CNL is hosting an international gathering of SMR developers in Ottawa this week. That list includes Pittsburgh-based Westinghouse Electric Co., which is now owned by Brookfield Asset Management Inc., and Terrestrial Energy Inc., which has cleared the first stage of the pre-licensing review with the CNSC.

At a presentation on Monday evening, CNL president Mark Lesinski said it is critical for the industry to be able to build demonstration plants at an existing nuclear site like Chalk River, in order to prove and fine-tune its technology before pursuing commercial deals. Industry officials suggest it would likely take five years before an SMR design is licensed in Canada, and another five years before they are sold commercially. However, in their letter to the ministers, the advocacy groups urged the government to refuse any support for new nuclear reactor technology.
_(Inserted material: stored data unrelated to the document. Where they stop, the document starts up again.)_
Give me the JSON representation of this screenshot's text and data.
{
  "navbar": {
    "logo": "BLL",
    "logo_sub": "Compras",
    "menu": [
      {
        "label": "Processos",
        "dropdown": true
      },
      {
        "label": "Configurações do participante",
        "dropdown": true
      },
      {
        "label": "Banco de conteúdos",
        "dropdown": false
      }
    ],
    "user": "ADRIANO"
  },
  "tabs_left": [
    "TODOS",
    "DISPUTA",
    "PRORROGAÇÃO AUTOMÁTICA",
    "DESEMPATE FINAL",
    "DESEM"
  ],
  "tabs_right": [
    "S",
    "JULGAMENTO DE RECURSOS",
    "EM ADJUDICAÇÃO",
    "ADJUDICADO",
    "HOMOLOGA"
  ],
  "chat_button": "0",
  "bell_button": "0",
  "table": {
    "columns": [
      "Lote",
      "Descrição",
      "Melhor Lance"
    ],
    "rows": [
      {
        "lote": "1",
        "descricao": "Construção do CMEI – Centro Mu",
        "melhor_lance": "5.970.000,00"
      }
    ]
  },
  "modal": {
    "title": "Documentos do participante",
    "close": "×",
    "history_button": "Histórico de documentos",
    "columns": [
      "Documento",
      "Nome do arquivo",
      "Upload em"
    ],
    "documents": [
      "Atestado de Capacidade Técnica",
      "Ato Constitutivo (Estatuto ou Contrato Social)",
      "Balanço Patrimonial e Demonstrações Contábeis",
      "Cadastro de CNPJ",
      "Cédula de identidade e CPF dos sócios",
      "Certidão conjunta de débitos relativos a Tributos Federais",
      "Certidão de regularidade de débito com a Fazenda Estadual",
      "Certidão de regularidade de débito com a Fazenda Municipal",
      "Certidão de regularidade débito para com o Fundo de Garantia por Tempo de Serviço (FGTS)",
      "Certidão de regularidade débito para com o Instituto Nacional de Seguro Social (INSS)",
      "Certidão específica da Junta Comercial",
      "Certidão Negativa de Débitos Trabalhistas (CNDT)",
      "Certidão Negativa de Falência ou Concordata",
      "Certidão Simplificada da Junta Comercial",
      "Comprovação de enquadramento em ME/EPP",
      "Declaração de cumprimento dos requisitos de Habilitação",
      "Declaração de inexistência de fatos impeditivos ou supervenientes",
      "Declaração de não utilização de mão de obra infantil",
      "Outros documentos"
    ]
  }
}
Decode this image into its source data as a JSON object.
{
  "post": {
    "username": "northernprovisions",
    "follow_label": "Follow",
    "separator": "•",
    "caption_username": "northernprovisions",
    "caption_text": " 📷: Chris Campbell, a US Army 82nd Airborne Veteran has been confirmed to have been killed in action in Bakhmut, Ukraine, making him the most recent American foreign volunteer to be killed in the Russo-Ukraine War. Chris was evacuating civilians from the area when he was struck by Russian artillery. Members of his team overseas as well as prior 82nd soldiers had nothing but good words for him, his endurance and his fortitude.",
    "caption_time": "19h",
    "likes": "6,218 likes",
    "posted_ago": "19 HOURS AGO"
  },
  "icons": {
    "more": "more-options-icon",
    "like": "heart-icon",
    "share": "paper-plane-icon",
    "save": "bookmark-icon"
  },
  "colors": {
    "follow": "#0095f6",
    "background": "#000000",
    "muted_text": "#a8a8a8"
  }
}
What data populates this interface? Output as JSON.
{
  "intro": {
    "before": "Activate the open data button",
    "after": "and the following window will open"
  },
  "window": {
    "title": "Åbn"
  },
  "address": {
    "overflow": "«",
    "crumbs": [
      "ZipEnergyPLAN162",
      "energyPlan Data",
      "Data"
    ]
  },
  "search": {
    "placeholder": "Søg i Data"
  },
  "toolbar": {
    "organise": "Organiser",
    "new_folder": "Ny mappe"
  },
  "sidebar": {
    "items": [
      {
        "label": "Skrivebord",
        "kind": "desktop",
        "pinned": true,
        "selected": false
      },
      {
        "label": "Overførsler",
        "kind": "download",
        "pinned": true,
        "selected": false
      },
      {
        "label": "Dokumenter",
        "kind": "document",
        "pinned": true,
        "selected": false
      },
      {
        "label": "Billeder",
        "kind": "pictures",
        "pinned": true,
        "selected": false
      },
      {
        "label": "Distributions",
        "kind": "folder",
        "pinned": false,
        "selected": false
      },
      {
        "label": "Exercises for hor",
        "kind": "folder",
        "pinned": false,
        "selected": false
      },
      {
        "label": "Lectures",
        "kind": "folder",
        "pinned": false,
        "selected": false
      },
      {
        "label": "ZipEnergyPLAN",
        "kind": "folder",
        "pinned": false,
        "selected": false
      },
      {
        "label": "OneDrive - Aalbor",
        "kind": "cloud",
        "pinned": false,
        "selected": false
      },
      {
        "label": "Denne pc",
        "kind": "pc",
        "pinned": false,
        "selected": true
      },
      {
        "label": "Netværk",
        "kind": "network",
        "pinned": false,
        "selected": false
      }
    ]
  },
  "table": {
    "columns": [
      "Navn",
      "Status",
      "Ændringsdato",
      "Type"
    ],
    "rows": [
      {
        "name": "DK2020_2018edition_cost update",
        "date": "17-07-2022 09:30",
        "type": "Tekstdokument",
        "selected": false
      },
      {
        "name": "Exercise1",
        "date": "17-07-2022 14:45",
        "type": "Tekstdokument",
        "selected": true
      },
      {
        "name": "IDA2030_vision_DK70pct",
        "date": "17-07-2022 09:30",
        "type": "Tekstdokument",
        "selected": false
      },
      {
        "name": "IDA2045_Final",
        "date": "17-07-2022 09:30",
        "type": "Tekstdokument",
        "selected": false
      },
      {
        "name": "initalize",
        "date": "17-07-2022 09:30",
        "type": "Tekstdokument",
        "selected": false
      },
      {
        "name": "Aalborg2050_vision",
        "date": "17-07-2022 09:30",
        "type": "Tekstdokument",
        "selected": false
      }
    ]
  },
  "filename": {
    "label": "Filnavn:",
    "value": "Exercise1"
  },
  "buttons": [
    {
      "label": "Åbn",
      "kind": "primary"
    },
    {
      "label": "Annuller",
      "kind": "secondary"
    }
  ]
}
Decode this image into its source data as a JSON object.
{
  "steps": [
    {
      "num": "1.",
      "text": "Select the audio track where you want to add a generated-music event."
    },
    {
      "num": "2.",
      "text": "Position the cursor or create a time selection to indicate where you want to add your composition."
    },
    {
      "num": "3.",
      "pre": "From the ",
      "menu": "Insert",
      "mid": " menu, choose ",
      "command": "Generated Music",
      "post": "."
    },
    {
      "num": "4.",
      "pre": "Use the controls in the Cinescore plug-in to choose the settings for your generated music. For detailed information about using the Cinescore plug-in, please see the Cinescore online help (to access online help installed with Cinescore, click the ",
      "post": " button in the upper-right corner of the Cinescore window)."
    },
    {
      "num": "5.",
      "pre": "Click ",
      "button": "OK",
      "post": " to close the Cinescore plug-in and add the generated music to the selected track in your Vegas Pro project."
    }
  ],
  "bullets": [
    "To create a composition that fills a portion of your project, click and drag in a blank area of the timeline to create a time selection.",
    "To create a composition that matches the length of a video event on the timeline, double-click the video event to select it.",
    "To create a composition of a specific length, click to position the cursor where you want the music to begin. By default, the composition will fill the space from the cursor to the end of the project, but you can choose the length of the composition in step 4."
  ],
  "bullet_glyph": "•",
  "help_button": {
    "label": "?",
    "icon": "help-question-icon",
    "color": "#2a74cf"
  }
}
“The nuclear lobby’s promises of affordable new reactors able to fight climate change are always conditional on government subsidies, watering down safety and limiting the public’s right to information,” Greenpeace’s Mr. Stensil said on Tuesday. He argued it is inappropriate for the CNSC to lobby on behalf of the industry that it regulates. The commission provided a submission to the government on the Impact Assessment Act, but has refused to release it, he said.